Riek Machar Predicts South Sudan Capital Will Fall To His Forces -- Report
Former Vice President Riek Machar addressing UN in 2012. UN Photo/Rick Bajornas
[South Sudan Crisis]
Editor's Note: The following report is from Sudan Tribune. Even as a delegation representing South Sudan President Salva Kiir and one representing former Vice President Riek Machar are set to start peace talks in Addis Ababa, both sides claim gains on the ground. Kiir's army claims it's marching towards Bor, the South Sudan city and capital of Jonglei state, 120 miles north of Juba, and now in the hands of forces loyal to Machar. The former vice president on the otherhand claims that his forces repulsed Kiir's army and is marching on the South Sudan capital city of Juba itself. The Sudan Tribune report follows:
January 3, 2014 (NAIROBI) – The three-week old rebels in South Sudan said they were advancing on the capital, Juba, as fighting between rival politicians intensifies further.

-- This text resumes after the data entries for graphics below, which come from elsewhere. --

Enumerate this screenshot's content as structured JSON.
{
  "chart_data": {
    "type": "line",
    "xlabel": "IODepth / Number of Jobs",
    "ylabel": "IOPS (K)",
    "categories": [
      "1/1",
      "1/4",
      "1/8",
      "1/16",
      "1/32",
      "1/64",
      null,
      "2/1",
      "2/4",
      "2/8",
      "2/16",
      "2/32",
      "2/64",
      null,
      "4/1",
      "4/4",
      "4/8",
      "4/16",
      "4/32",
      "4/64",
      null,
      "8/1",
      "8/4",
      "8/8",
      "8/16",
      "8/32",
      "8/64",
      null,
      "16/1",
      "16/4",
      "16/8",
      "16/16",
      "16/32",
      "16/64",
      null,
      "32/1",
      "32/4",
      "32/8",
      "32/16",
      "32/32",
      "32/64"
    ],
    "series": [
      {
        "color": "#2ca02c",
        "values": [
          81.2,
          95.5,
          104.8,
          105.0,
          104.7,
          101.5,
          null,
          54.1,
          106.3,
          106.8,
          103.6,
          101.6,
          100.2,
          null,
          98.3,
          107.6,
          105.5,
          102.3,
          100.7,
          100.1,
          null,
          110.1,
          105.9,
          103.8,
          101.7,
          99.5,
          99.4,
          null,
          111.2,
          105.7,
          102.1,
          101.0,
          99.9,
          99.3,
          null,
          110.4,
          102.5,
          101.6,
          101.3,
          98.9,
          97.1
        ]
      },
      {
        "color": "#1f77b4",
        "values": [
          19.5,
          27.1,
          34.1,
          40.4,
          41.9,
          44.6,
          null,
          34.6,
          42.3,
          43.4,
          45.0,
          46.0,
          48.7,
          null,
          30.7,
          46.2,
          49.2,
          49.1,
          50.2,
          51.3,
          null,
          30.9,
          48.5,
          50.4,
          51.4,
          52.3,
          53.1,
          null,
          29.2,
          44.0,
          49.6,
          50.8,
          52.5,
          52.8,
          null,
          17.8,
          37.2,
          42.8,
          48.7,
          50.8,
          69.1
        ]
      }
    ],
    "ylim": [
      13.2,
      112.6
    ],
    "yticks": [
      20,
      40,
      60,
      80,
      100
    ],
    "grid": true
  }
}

“Today our forces crushed the amassed government soldiers at their stronghold in Jameza on Juba road. Our troops broke their stronghold and are pursuing them as they flee back to Juba. Juba will fall soon,” South Sudan former vice-president Riek Machar told Sudan Tribune by phone Friday.
However, the government army’s (SPLA) spokesperson, Philip Aguer, said the government’s forces were instead moving to recapture Bor from the rebels.
“We have enough forces to recapture Bor…We will take it in the next 24 hours,” he said. Aguer, however, warned the media not to broadcast news about the rebels advance, saying this would cause panic among the populations in the capital.
Fighting erupted on 15 December in Juba when presidential guard units clashed. The former minister of higher education, Peter Adwok Nyaba, said the violence started when elements from the presidential guards of Dinka ethnic group attempted to re-arm after they were disarmed together with their Nuer colleagues, prompting suspicions and misunderstandings.
Others also speculated that the Dinka elements were planning to arrest former vice president, Riek Machar after disarming their counterparts from the Nuer ethnic group to which Machar belongs.
The fighting then pitted the Dinka loyal to President Salva Kiir and the Nuer loyal to Machar and spread further on tribal lines when civilians were first targeted in Juba based on their ethnicity.
The violence also spread to the other parts of the country with the rebels now controlling much of the oil-rich northern parts of the young nation.
After recapturing the strategic town of Bor, the capital of the country’s largest state in which is about 200kms from Juba, Machar claimed that his forces were matching towards Juba and "will capture it soon".
The news about the rebels advance toward Juba caused a lot of panic in the capital.
The United States on Friday ordered its embassy personnel in South Sudan to leave the country in the wake of the deteriorating security situation.
“On January 3, 2014, there will be an evacuation flight arranged by the Department of State to the nearest safe haven country,” partly read an emergency statement issued.
But other government sources quietly admitted to Sudan Tribune that the rebels were truly advancing, adding that it was not, however, in the interest of the government to tell the truth about the military situation.
“Of course today on Juba-Bor road they have crushed the forces we mobilized to retake Bor. It was a disaster. But we will deploy again,” said the source that preferred anonymity.
He further explained that they lost several tanks and artillery weapons. He also said the government’s forces lost some senior military officers, which he did not want to name, when they fell into an ambush laid by the rebels.